And it’s all one person’s fault.
And then more people had to jump on the bandwagon and do some more
noodging! So if you need to
blame anyone, blame her or blame them, but don’t blame me.
Especially since I can’t write, ahem, the other two very well.
But I’ll try. Simply
to get her off my back. So,
once again, gentle readers, gather ‘round and listen while I tell the tale
of The Princess and the Dragonslayer. Very
heavy sigh. *** “Goodnight
Princess,” the townspeople called as they hurried away. Oh,
this was simply terrible! They
just didn’t Get It, did they? No,
as a matter of fact, she herself was going to get it! If the dragon didn’t come tonight, it would be here Tomorrow
night, or the night after that, or the night after that.
As soon as the dragon was hungry, it would be all over for her.
A
Fine Day this had turned out to be!
She tried to get as comfortable as possible, which wasn’t very,
considering she was tied to a stake. Moments
later, she heard a whistle. Craning
her neck, she looked down the path the villagers had taken, and she saw a
(go on, guess, I dare you! You
can see this coming, can’t you?) wandering minstrel (did I surprise you?)
with a Cow
on a lead and a Bluebird on his shoulder. At
least, she thought it was a bluebird, it was nearly dark, it could have been
a Blackbird for all she knew. “Hey
Hey beautiful lady!” he called.
(Yes, we’re back to having beautiful princesses, the homely one was
only for the last story. Not
that I particularly think the wandering minstrel in the last story is
homely, I always thought he was kinda cute myself, but for the sake of the
story, I needed to have him sort of ‘match’ the princess in
looks…..but I digress…..) The
minstrel continued to walk closer, and his voice was soothing to her ears.
“Hi
Hi Hi there, miss! Have
You Got Problems?” he asked. He
seemed to have a problem himself, what with his habit of repeating himself,
but she wasn’t going to look a gift horse in the mouth. Or even a gift cow. “Oh,
Sir Minstrel, you are truly my Best
Friend for arriving now! Please,
quickly, you must release me from my bonds so that I may escape the
dragon!” “Dragon?”
the minstrel asked, stopping dead in his tracks. “What dragon? Sorry,
love, I gotta go, Goodbye for now!” He
turned to retreat back the way he had arrived.
What a Backwards Traveller, the princess thought! “Oh
no, please,” the princess wailed. “Not
when you were Getting Closer! Don’t
you understand that I shall be slain if you do not help me?

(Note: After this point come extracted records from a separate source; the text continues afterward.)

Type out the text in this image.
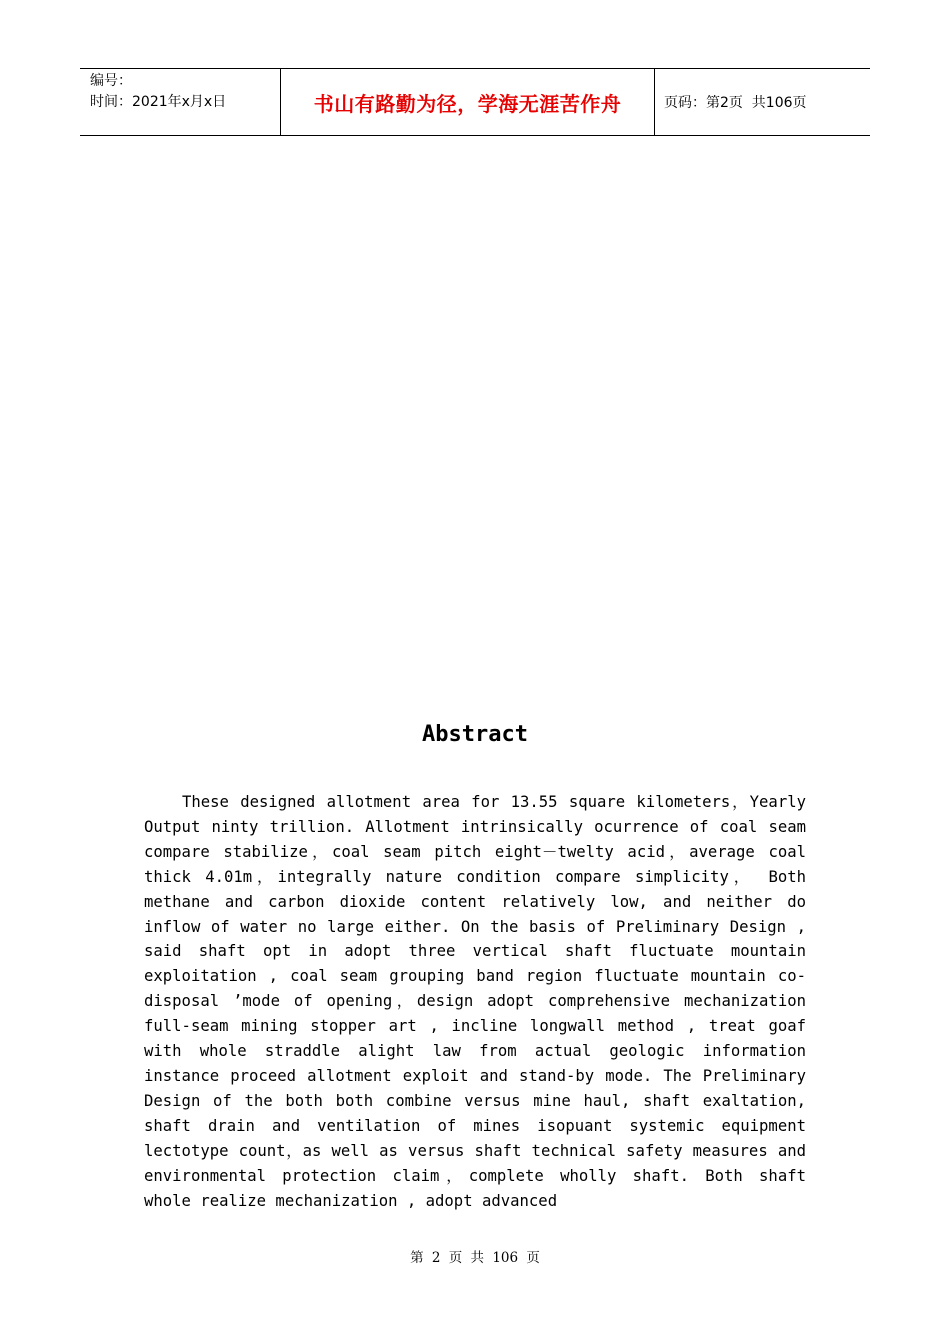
编号：
时间：2021年x月x日	书山有路勤为径，学海无涯苦作舟	页码：第2页  共106页
Abstract

These designed allotment area for 13.55 square kilometers，Yearly Output ninty trillion. Allotment intrinsically ocurrence of coal seam compare stabilize，coal seam pitch eight－twelty acid，average coal thick 4.01m，integrally nature condition compare simplicity， Both methane and carbon dioxide content relatively low, and neither do inflow of water no large either. On the basis of Preliminary Design , said shaft opt in adopt three vertical shaft fluctuate mountain exploitation , coal seam grouping band region fluctuate mountain co- disposal ’mode of opening，design adopt comprehensive mechanization full-seam mining stopper art , incline longwall method , treat goaf with whole straddle alight law from actual geologic information instance proceed allotment exploit and stand-by mode. The Preliminary Design of the both both combine versus mine haul, shaft exaltation, shaft drain and ventilation of mines isopuant systemic equipment lectotype count，as well as versus shaft technical safety measures and environmental protection claim，complete wholly shaft. Both shaft whole realize mechanization , adopt advanced

第 2 页 共 106 页
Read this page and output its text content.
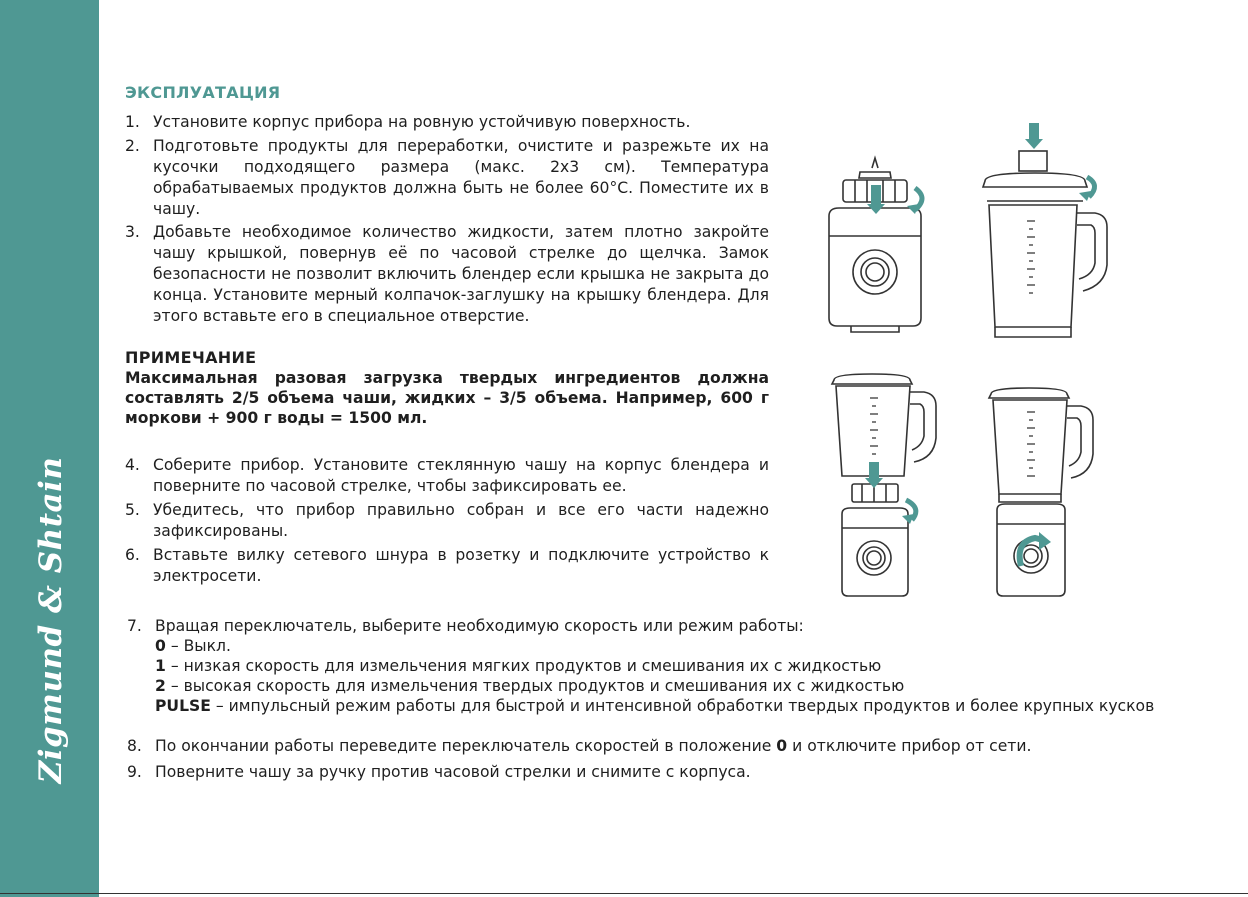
Zigmund & Shtain
ЭКСПЛУАТАЦИЯ
1. Установите корпус прибора на ровную устойчивую поверхность.
2. Подготовьте продукты для переработки, очистите и разрежьте их на кусочки подходящего размера (макс. 2х3 см). Температура обрабатываемых продуктов должна быть не более 60°С. Поместите их в чашу.
3. Добавьте необходимое количество жидкости, затем плотно закройте чашу крышкой, повернув её по часовой стрелке до щелчка. Замок безопасности не позволит включить блендер если крышка не закрыта до конца. Установите мерный колпачок-заглушку на крышку блендера. Для этого вставьте его в специальное отверстие.
ПРИМЕЧАНИЕ
Максимальная разовая загрузка твердых ингредиентов должна составлять 2/5 объема чаши, жидких – 3/5 объема. Например, 600 г моркови + 900 г воды = 1500 мл.
4. Соберите прибор. Установите стеклянную чашу на корпус блендера и поверните по часовой стрелке, чтобы зафиксировать ее.
5. Убедитесь, что прибор правильно собран и все его части надежно зафиксированы.
6. Вставьте вилку сетевого шнура в розетку и подключите устройство к электросети.
7. Вращая переключатель, выберите необходимую скорость или режим работы:
0 – Выкл.
1 – низкая скорость для измельчения мягких продуктов и смешивания их с жидкостью
2 – высокая скорость для измельчения твердых продуктов и смешивания их с жидкостью
PULSE – импульсный режим работы для быстрой и интенсивной обработки твердых продуктов и более крупных кусков
8. По окончании работы переведите переключатель скоростей в положение 0 и отключите прибор от сети.
9. Поверните чашу за ручку против часовой стрелки и снимите с корпуса.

I had such Hope Of Deliverance with
your arrival!” (Yeah, you
don’t have to say it, I know it was a cheap insert.) “Ain’t
That A Shame! Listen, Long
Haired Lady, I’m not about ta get eaten by a dragon just ta save
yer scrawny neck! Don’t Call
Me Back Again, or I’ll just say the same thing,” he said as he
continued to walk away. “Goodbye!” “Oh,
Never
Say Goodbye! Please,
Sir Minstrel, can’t you just consent to loosen my bonds? I will do anything you Say,
Say, Say!” Oh, dear,
now he had her doing it, repeating herself, repeating herself! The
minstrel stopped. He had a
calculated expression on his charming face.
“It’s as Simple
As That?” he asked. She
nodded. He wasn’t So Bad looking, he was
really pretty cute, with a bit of a Baby
Face. And she was certain The
Man would Treat Her Gently. She
hoped! Actually, she didn’t
care if it was a Rough Ride or not, as long as he set her free!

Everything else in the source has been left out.